Benim kanaatime göre Tarihçilikte yalnız kütüphane veya arşiv çalışması yetmez. Alana da çıkmak, incelediğiniz konunun geçtiği mekânları veya incelediğiniz kişinin hayatının geçtiği yerleri dolaşmak, oradaki izleri, kalıntıları görmek, insanlarla konuşmak son derece gereklidir. Kısacası her ikisini de yapmak lazımdır. Çünkü birbirlerini tamamlarlar. Olayların geçtiği mekânları dolaşmak fikrinizi, düşüncenizi açar, incelediğiniz olayın içine sizi çeker, hayalinizi çalıştırır. Dolayısıyla yapacağınız yorum ve analizlere daha bir derinlik ve çekicilik katar. Şahsen ben yapabildiğim, imkânlarım elverdiği ölçüde bu söylediğimi uygulamaya çalışırım.
- Sizin tecrübeyle harmanlanmış öğütlerinizi dinlemek bizim için keyifli olacaktır. Son olarak hem tarih bölümünden hem de üniversitemizin diğer bölümlerinden arkadaşlarımıza öğütleriniz nelerdir?

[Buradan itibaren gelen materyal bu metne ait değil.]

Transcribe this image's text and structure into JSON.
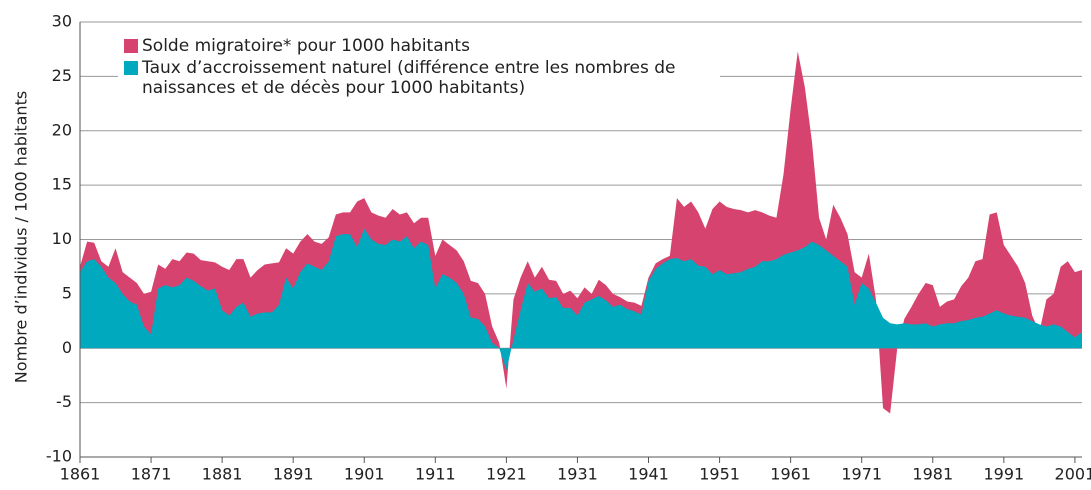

Hangi alanda çalışmak istiyorlarsa o alanın bilgilerine sağlam bir şekilde ve metotlu olarak sahip olmak, bunun için usanmadan, ama severek çalışmak. Kısacası hiçbir maddi karşılık beklemeden, amatör araştırıcılık ruhuyla, Frenklerin “scientific curiosity” dedikleri bilimsel merak sevkiyle, ama profesyonel ve bilimsel metotlarla çalışmak lazımdır. Yani yüksünerek değil, severek, hatta bir çeşit ruhsal bir zevk duyarak çalışmak gerekir. Sevmezseniz eliniz boş kalır. Severseniz üretebilirsiniz. Ürettiğiniz bilgi işe yarar. Aksi halde o alanın rutin, standart bilgisiyle kalır, hiçbir katkı yapamazsınız.